Ottantanove pagine,dieci storie, raccontate con il cuore fra le vite che continuano e la morte dei protagonisti. Un piccolo prezioso noir il terzo libro di Cristina Mosca, giornalista, insegnante, motore di tante cose anche enogastronomiche con la sua rivista C come Magazine. Anzi, più che noir “Loro non mi vedono” sa di poeticamente gotico, dalla copertina illustrata da Michela Tobiolo, alla scelta delle storie che regalano finali ora mozzafiato, ora disarmanti, ora commoventi, che non ti aspetti.

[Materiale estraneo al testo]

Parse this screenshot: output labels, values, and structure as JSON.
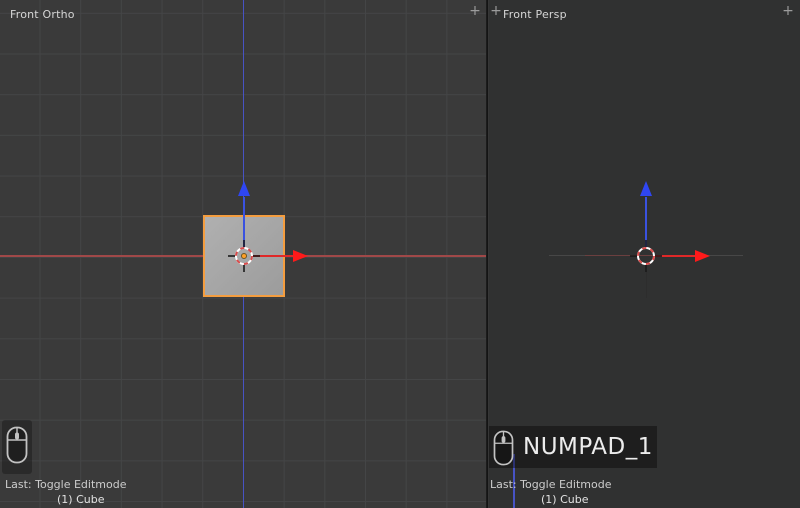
{
  "left_viewport": {
    "label": "Front Ortho",
    "expand_button": "+",
    "screencast": {
      "last_action": "Last: Toggle Editmode",
      "object_info": "(1) Cube"
    }
  },
  "right_viewport": {
    "label": "Front Persp",
    "expand_button_left": "+",
    "expand_button_right": "+",
    "key_pressed": "NUMPAD_1",
    "screencast": {
      "last_action": "Last: Toggle Editmode",
      "object_info": "(1) Cube"
    }
  },
  "colors": {
    "viewport_bg_left": "#3a3a3a",
    "viewport_bg_right": "#303131",
    "grid_line": "#444546",
    "axis_x_line": "#a04848",
    "axis_z_line": "#4753c4",
    "gizmo_x_arrow": "#ff1a1a",
    "gizmo_z_arrow": "#2f46f2",
    "selection_outline": "#f49d3f",
    "cube_fill": "#a6a6a6",
    "origin_dot": "#ffa028",
    "overlay_text": "#cccccc",
    "key_text": "#ececec"
  },
  "icons": {
    "mouse": "mouse-icon",
    "cursor": "3d-cursor-icon",
    "plus": "plus-icon"
  }
}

Anzi, a pensarci meglio ricorda anche una piccola, moderna Antologia di Spoon River, uscita il 6 giugno, pubblicata da Ianieri Edizioni per inaugurare anche una collana ad hoc #Bartleby, libro da comprare perché regala un’avventura bella ed emozionante, grazie ad una scrittura avvezza a raccontare storie. Come quella di Roberto Straccia che apre la rassegna di microracconti di cui il libro si compone. Il libro parte con un delicato tributo alla morte del ragazzo marchigiano che studiava a Pescara, due anni e mezzo fa, percorre i suoi ultimi passi, annega con lui, riemerge con i suoi ricordi, il suo corpo, la sua letteraria verità fatta di pensieri e parole bellissime.

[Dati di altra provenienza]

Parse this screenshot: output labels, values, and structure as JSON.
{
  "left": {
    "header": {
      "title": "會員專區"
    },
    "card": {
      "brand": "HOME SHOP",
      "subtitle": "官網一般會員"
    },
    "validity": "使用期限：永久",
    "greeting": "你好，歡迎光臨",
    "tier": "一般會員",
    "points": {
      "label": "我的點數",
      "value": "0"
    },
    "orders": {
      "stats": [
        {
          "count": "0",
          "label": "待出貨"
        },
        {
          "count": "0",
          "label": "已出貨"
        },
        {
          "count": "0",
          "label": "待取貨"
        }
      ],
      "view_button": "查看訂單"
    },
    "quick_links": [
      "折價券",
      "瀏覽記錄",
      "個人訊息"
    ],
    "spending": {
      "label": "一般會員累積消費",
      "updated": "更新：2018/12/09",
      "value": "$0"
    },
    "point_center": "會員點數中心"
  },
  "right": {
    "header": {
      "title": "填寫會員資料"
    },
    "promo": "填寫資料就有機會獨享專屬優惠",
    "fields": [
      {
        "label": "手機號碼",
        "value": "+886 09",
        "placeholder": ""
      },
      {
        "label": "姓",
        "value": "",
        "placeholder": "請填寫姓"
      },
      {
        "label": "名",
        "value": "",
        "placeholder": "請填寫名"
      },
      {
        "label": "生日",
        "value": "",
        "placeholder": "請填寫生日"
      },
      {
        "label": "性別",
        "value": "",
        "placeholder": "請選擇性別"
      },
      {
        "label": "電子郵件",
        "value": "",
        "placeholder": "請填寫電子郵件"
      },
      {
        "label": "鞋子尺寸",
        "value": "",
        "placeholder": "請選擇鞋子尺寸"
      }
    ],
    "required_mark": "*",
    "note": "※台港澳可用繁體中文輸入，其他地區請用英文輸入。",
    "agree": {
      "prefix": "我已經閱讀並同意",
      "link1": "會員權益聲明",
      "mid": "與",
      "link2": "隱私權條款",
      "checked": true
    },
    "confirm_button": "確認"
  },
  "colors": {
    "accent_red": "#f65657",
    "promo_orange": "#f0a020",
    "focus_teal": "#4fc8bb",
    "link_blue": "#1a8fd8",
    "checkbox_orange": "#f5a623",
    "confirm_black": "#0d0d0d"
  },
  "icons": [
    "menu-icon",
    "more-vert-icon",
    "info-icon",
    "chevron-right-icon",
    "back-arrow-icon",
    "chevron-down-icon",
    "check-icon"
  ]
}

Ci sono diverse citazioni, ma i morti non hanno nomi, sono tipologie semi anonime di ex viventi che per ragioni diverse smettono il proprio percorso terreno e diventano ora casi di cronaca, ora vittime di abbandoni, ora carnefici della pietà, ora creature addirittura non nate, ora solo esseri umani nati sfortunati.

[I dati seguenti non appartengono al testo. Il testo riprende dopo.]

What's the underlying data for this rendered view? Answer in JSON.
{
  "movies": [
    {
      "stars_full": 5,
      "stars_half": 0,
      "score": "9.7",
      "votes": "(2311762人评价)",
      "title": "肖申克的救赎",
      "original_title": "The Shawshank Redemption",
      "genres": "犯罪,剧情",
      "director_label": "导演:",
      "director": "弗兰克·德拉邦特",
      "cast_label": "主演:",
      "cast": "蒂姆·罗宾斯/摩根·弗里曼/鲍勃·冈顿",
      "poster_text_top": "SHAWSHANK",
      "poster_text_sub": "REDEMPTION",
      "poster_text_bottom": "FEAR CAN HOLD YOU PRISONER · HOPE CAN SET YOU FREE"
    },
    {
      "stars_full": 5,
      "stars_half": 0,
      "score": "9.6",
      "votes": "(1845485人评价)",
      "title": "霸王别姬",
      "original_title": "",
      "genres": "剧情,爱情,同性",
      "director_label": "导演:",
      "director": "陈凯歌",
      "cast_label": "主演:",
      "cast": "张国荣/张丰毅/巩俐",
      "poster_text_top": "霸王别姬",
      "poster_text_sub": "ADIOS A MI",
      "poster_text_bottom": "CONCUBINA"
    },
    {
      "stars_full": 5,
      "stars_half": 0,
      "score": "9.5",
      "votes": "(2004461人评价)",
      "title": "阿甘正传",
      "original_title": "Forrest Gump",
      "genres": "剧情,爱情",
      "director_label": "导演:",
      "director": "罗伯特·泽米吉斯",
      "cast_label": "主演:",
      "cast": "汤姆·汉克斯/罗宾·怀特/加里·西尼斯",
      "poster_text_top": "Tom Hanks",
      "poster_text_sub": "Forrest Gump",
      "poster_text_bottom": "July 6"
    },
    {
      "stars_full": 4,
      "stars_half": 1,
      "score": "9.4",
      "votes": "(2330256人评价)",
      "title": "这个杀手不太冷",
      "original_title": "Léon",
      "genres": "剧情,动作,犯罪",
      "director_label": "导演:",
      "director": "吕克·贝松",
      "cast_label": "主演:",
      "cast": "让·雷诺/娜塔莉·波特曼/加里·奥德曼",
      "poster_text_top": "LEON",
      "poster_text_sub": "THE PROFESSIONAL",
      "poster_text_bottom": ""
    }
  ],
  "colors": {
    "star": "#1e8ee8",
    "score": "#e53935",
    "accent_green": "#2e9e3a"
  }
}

Per Cristina è la terza creatura, Loro non mi vedono arriva dopo Silloge Pierrot scalzo (Tracce) E donne infreddolite negli scialli (Schena), un ponte con un mondo, quello della letteratura, in cui cammina da tempo, raccogliendo premi e consensi.
Leggete questo libro, vi accompagnerà dentro pensieri profondi, spesso anche scomodi, vi costringerà dolcemente a pensare alle separazioni fisiche e a tutto ciò che si portano dietro, vite irrisolte comprese o addirittura mai espresse. Un mondo a parte, quello delle vite che non hanno parole, non solo perché non ci sono più, ma, piuttosto perché non hanno avuto abbastanza tempo e occasioni per raccontarsi, come Cristina fa spiegare ad una delle anime più dure delle 10 che ha raccontato, perché questa dimensione diventi evidente:
Credete sia difficile vivere. Voi non sapete quanto sia difficile morire. Non sapete cosa significa guardare ad ogni alba volti liquefatti sui cuscini, circondati da una infinita pena: pupille che tradiscono l’augurio di morire, morire presto. Voi non conoscete il desiderio del perché non prendi me, pur di non vedere, non testimoniare l’arsione pazza che divora le cellule più giovani. Non vedete irrigidirsi le vene lungo le braccia dei padri e dei mariti quando le unghie si incidono nei palmi, quasi a voler trattenere la persona amata come un lenzuolo tirato di notte. Ma la vita, al contrario di quello che ci insegnano, non è aria, non si tiene ferma nei pugni chiusi.